Bush was out of practice on the campaign trail, something evidenced by his early stumbles answering questions on his stance on the war in Iraq -- a question that should have been anticipated with an answer ready. He declared early he was his "own man," but also highlighted his connection to his father and brother, presidents both. And he raised over $100 million between his campaign and super PAC, but it didn't scare anyone out of the race.
In the final few days before the South Carolina primary, Bush started to realize that his White House bid might be coming to an end. He talked with less certitude about moving on to other states and appeared almost wistful at times.
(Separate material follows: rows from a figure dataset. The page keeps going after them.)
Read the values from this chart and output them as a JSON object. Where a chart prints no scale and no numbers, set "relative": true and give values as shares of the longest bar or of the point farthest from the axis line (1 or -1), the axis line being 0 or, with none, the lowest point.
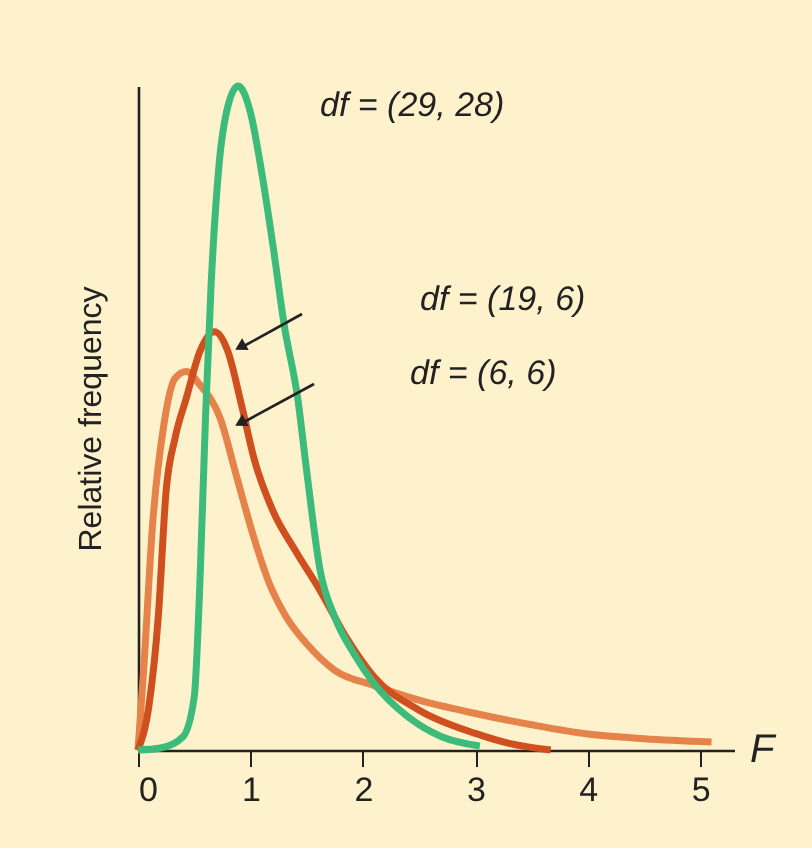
{
  "chart_data": {
    "type": "line",
    "relative": true,
    "ylabel": "Relative frequency",
    "xlabel": "F",
    "xlim": [
      0,
      5.3
    ],
    "xticks": [
      0,
      1,
      2,
      3,
      4,
      5
    ],
    "tick_labels": "x",
    "grid": false,
    "legend": false,
    "marker": "none",
    "line_style": "solid",
    "annotations": [
      "df = (29, 28)",
      "df = (19, 6)",
      "df = (6, 6)"
    ],
    "series": [
      {
        "color": "#e5834a",
        "x": [
          0,
          0.05,
          0.13,
          0.23,
          0.33,
          0.43,
          0.55,
          0.73,
          0.88,
          1.03,
          1.17,
          1.32,
          1.5,
          1.75,
          2.1,
          2.5,
          3.0,
          3.5,
          4.0,
          4.5,
          5.1
        ],
        "values": [
          0,
          0.12,
          0.34,
          0.49,
          0.56,
          0.57,
          0.55,
          0.5,
          0.41,
          0.32,
          0.25,
          0.2,
          0.16,
          0.12,
          0.097,
          0.075,
          0.055,
          0.038,
          0.024,
          0.017,
          0.012
        ]
      },
      {
        "color": "#cf4f1f",
        "x": [
          0,
          0.1,
          0.18,
          0.25,
          0.33,
          0.43,
          0.55,
          0.68,
          0.8,
          0.92,
          1.03,
          1.2,
          1.4,
          1.62,
          1.85,
          2.1,
          2.5,
          3.0,
          3.3,
          3.67
        ],
        "values": [
          0,
          0.07,
          0.2,
          0.39,
          0.47,
          0.53,
          0.6,
          0.63,
          0.6,
          0.52,
          0.44,
          0.36,
          0.3,
          0.24,
          0.17,
          0.11,
          0.06,
          0.025,
          0.01,
          0.0
        ]
      },
      {
        "color": "#3dbb7a",
        "x": [
          0,
          0.2,
          0.4,
          0.5,
          0.55,
          0.6,
          0.65,
          0.72,
          0.8,
          0.89,
          1.0,
          1.1,
          1.2,
          1.3,
          1.42,
          1.5,
          1.62,
          1.75,
          1.92,
          2.1,
          2.4,
          2.7,
          3.04
        ],
        "values": [
          0,
          0.003,
          0.02,
          0.08,
          0.25,
          0.5,
          0.7,
          0.88,
          0.97,
          1.0,
          0.96,
          0.87,
          0.76,
          0.64,
          0.53,
          0.42,
          0.27,
          0.2,
          0.145,
          0.1,
          0.05,
          0.02,
          0.006
        ]
      }
    ]
  }
}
But it wasn't until late Saturday afternoon that he knew that he likely wouldn't be moving forward, according to campaign aides. Many staffers were told of his final decision just five minutes before he took the stage at the Hilton in Columbia.
"In this campaign I've stood my ground refusing to bend to the political winds," Bush said Saturday night. "We put forward detailed, innovative conservative plans to address the mounting challenges that we face. Because despite what you might have heard, ideas matter ... policy matters."
Bush spent much of his campaign focusing on his experience as governor of Florida and policy, consistently rolling out new initiatives and plans. But 2016 was simply a different era from the last time he ran for office -- in 2002.
Bush adviser Sally Bradshaw told CNN Saturday night that 2016 simply "was not his year."
"Look, this was a year that was bigger than a lot of the candidates in this race," Bradshaw said. Bush "didn't equivocate, and he took on Donald Trump and he showed us what is best about our party and what is best about our country."
As CNN's embedded reporter with the Bush campaign, I followed the former Florida governor from the lofty moments, early in 2015 when he was preparing for his presidential run, to the final days when he acknowledged that he would not be the third Bush to work in the Oval Office. I covered him at more than 100 events in 14 states over 11 months and this story is based on that experience.
On paper, an ideal candidate
Bush, who turned 63 last week, never placed above 18% as a candidate in the polls, but he remained the front-runner in the GOP field for the first month of his campaign.
He was a candidate who fulfilled what Republicans thought they needed after the 2012 election loss: an experienced governor from a swing state who could help expand the Republican base by appealing to Latinos and craft a narrative of a more compassionate party.
By the middle of the year, his campaign and allies at the super PAC Right to Rise USA, had raised more than $100 million, far more than any other candidate. The haul was meant to send the message that Bush could dominate the field and be a formidable general election candidate.
But instead, 2016 appeared to be the election no one said no to running. From Bush's one-time protégé from Florida Marco Rubio to Govs. Chris Christie, Bobby Jindal and Scott Walker and former Govs. Mike Huckabee and Rick Perry, Bush's cash scared no one. And it turned out to be for good reason.
Then, a perceived sideshow candidate named Donald Trump -- who labeled undocumented immigrants as "rapists" in his announcement speech -- stole the show. He started to gain traction and within weeks became not only the front-runner, but took the lead and ran away with it.
The surge revealed a Republican electorate that was more angry than joyful, surprising the Washington political class and upending the Republican primary narrative. With every insult hurled, Trump's anti-establishment, verbose persona became more popular. It was clear that Bush would face an uphill battle.
And Trump had his sights set on the former governor. He quickly began mocking Bush as an "unhappy person" with "low energy." Like many of the other candidates, Bush's campaign tried to stay above the fray and not engage with the reality TV star.
In Henderson, Nevada, in late July -- one of the first times Bush was asked to respond to Trump's "rapists" comment -- the candidate simply said: "I disagree with him." Pressed for more, he replied curtly: "I think he's wrong.
A couple of weeks later, in Carson City, Nevada, when Bush was asked if he wanted to respond to Trump accusing him of promising favors to his donors, Bush looked this reporter in the eye and said: "No."
Bush didn't start hitting back at Trump's accusations that Bush was "low energy" until mid-September, but by then it was too late. The label had stuck.
Aides, advisers and even Bush, himself, have quietly acknowledged that the popularity and influence of Trump was underestimated at the beginning.
"People probably thought they could just let (Trump's) comments go into the ether, not take the bait," one adviser said. "This campaign probably felt for some time that it was best to let Trump hang out there and make a fool of himself."